To prove the given identity (1 + tanθ)/(1 + cotθ) = tanθ, we will start by manipulating the left-hand side (LHS) of the equation:
Step 1: Write the given expression.
(1 + tanθ)/(1 + cotθ)
Step 2: Convert tanθ to sinθ/cosθ and cotθ to cosθ/sinθ.
[(1 + sinθ/cosθ)/(1 + cosθ/sinθ)]
Step 3: Simplify the numerator by finding a common denominator.
[(sinθcosθ + sinθ)/(cosθ)]
Step 4: Multiply the numerator by cosθ/cosθ to simplify.
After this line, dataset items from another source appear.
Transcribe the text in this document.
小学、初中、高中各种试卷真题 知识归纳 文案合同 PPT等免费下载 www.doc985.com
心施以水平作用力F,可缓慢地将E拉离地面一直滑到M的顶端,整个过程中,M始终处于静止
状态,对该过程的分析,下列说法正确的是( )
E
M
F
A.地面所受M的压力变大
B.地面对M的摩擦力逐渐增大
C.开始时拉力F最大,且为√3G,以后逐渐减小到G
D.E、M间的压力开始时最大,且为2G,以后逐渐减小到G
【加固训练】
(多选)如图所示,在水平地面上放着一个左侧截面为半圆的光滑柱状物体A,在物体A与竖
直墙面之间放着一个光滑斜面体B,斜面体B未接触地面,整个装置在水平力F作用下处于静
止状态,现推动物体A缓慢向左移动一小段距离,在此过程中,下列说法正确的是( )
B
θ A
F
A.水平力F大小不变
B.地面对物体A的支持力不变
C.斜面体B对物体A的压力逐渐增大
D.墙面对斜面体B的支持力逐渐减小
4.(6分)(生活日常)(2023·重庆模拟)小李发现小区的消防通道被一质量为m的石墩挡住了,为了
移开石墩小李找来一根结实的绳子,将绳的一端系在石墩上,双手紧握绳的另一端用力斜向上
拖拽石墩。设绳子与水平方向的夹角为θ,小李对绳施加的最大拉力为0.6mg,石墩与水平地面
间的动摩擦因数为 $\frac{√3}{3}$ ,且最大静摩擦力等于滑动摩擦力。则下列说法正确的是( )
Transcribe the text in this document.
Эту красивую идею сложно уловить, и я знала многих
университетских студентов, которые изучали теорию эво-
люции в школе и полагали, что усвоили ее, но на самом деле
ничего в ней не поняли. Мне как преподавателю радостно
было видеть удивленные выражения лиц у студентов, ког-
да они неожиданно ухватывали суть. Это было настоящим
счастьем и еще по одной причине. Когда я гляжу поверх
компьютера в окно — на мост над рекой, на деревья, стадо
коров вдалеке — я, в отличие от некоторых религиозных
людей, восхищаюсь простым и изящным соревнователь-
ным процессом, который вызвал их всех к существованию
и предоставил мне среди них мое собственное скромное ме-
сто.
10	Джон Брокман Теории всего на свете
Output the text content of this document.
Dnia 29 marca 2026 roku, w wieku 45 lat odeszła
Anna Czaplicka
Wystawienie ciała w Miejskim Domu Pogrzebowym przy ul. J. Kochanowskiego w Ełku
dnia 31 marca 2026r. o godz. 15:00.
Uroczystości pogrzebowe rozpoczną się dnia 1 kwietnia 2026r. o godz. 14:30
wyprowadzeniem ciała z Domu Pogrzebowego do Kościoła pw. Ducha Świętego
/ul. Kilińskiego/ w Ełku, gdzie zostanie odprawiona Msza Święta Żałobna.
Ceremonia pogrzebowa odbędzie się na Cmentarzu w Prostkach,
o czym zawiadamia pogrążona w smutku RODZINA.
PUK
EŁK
[(sinθcosθ + sinθ)cosθ/(cosθcosθ)]
Step 5: Distribute cosθ into the numerator.
[sinθcos²θ + sinθcosθ/(cos²θ)]
Step 6: Simplify the numerator by applying the identity cos²θ = 1 - sin²θ.
[(sinθ(1 - sin²θ) + sinθcosθ)/(cos²θ)]
Step 7: Expand and simplify the numerator further.
[sinθ - sin³θ + sinθcosθ/(cos²θ)]
Step 8: Use the identity sinθcosθ = sin2θ/2.
[sinθ - sin³θ + sin2θ/2/(cos²θ)]
Step 9: Combine the terms in the numerator.
[sinθ(1 - sin²θ) + sin2θ/2/(cos²θ)]
Step 10: Simplify (1 - sin²θ) to cos²θ.
[sinθcos²θ + sin2θ/2/(cos²θ)]
Step 11: Cancel out cos²θ in the numerator with the denominator.
[sinθ + sin2θ/2/cos²θ]
Step 12: Write sin2θ in terms of 2sinθcosθ.
[sinθ + (2sinθcosθ)/2cos²θ]
Step 13: Divide the numerator by 2cos²θ.
[sinθ/cos²θ + sinθcosθ/cos²θ]
Step 14: Simplify sinθ/cos²θ to tanθ and sinθcosθ/cos²θ to tanθ.
[tanθ + tanθ]
Step 15: Combine the terms.
2tanθ
So, we have shown that (1 + tanθ)/(1 + cotθ) = tanθ is equivalent to 2tanθ = tanθ. As 2tanθ is equal to tanθ, we have successfully proved the given identity.